I have my interpretation, Sloterdijk has his. If we put it in this way, you may start to wonder why I have been so mean-spirited to Sloterdijk. For instance, I have been consistently referring to his interpretation as a misinterpretation, a failure to interpret the poem correctly to begin with. And I admit, this is a little mean-spirited. There is, however, a point.
“Archaic Torso of Apollo” is generally considered, not only a sonnet, but also an exemplary instance of a ‘Dinggedicht’, literally: a “thing-poem”. This is a genre of poetry in which a poet will do her best to get to the things themselves, by articulating the world of the object without subjective interference, so to say. One may find this naïve, or outdated, or whatever. Personally, I find at least this poem to be an exceptionally powerful, even if sobering, testament to the finitude of human understanding.
But even if you disagree with that, it will not do to pretend for this reason that something else is going on in the poem instead. Then you are not only refusing to engage with the poem on its own terms. As a subject projecting your own fancy unto the poem, you are going against the grain of the entire spirit of the poem, and therewith against the entire philosophy of art that is contained within it.

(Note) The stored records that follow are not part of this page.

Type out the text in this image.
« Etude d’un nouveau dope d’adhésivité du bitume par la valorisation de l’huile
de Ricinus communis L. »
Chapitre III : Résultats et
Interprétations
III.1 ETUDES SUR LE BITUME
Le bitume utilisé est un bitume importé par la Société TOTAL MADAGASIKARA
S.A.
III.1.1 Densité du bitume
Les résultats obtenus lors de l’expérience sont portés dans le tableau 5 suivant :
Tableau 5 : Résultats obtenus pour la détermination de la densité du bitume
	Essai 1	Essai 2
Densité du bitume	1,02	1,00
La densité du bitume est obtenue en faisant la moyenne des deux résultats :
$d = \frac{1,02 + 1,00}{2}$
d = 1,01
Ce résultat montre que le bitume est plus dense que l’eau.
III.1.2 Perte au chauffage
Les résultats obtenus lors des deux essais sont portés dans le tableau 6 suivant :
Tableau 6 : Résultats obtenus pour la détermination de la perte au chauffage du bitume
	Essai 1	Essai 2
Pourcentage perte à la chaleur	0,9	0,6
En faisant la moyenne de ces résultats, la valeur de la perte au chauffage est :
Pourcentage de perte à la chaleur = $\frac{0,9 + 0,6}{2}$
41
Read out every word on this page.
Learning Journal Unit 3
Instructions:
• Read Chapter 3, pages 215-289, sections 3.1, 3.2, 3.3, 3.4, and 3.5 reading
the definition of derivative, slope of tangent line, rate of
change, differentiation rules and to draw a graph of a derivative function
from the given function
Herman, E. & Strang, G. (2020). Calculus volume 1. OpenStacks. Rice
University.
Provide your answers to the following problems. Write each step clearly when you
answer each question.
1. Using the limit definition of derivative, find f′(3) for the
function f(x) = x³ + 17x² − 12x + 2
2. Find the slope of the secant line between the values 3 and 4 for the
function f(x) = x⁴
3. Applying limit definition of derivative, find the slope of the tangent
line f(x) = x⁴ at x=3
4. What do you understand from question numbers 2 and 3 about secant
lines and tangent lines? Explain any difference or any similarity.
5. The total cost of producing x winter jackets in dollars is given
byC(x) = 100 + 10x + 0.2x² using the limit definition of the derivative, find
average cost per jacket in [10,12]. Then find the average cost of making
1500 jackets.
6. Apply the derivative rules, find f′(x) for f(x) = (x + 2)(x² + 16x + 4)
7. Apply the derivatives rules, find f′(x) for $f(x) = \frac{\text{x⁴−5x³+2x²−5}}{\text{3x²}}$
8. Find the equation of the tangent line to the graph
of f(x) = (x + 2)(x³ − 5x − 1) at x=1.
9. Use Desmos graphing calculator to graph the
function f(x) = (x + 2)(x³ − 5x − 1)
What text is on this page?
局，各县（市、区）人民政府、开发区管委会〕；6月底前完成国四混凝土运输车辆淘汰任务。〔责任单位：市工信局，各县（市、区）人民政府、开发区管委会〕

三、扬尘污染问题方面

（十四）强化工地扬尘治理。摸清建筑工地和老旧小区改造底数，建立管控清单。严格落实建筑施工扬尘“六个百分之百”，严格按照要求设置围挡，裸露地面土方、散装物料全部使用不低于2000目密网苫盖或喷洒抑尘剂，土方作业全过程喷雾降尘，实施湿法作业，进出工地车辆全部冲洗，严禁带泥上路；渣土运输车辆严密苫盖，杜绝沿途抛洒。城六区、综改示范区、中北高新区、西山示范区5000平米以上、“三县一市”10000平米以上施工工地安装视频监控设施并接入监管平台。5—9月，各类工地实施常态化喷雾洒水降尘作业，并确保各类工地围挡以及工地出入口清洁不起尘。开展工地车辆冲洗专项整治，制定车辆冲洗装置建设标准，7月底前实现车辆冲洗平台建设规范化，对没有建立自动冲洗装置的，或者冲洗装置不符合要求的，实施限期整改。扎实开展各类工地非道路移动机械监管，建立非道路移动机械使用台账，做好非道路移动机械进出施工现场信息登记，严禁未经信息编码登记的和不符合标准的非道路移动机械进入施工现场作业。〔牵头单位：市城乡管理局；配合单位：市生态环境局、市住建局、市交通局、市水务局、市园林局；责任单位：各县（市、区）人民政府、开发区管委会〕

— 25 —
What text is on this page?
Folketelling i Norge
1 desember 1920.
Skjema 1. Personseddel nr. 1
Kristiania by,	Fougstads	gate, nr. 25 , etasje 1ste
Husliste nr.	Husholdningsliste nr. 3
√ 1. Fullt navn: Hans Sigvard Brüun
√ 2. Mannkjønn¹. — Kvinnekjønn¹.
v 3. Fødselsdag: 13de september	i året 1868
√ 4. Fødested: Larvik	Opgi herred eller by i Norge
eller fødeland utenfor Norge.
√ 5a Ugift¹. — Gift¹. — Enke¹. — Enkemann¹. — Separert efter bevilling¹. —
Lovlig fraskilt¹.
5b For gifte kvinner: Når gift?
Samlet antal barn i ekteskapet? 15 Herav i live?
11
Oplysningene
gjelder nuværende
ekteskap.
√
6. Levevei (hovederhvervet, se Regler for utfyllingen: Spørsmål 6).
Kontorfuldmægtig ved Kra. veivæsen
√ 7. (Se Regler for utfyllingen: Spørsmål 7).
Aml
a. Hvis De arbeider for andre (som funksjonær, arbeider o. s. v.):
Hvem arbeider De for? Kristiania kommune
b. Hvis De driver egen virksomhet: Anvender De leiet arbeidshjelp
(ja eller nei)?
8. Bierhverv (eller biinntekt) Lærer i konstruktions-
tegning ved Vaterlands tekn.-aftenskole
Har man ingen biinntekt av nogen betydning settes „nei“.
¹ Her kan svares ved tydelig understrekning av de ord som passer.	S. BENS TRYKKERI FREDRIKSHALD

That is to say: we can take the force of the sculpture to symbolise the force of the poem itself, as the experience of the headless torso can become a symbol of our aesthetic interaction with art: a type of interaction in which we distance ourselves from our subjective mindset of determining the world and open up to the possibility of us ourselves being determined otherwise: “You must change your life”. But on that reading, Sloterdijk is not just misunderstanding the poem, but also what the point of art is in general. And that mistake is no longer merely embarrassing, but also dangerous and important to correct.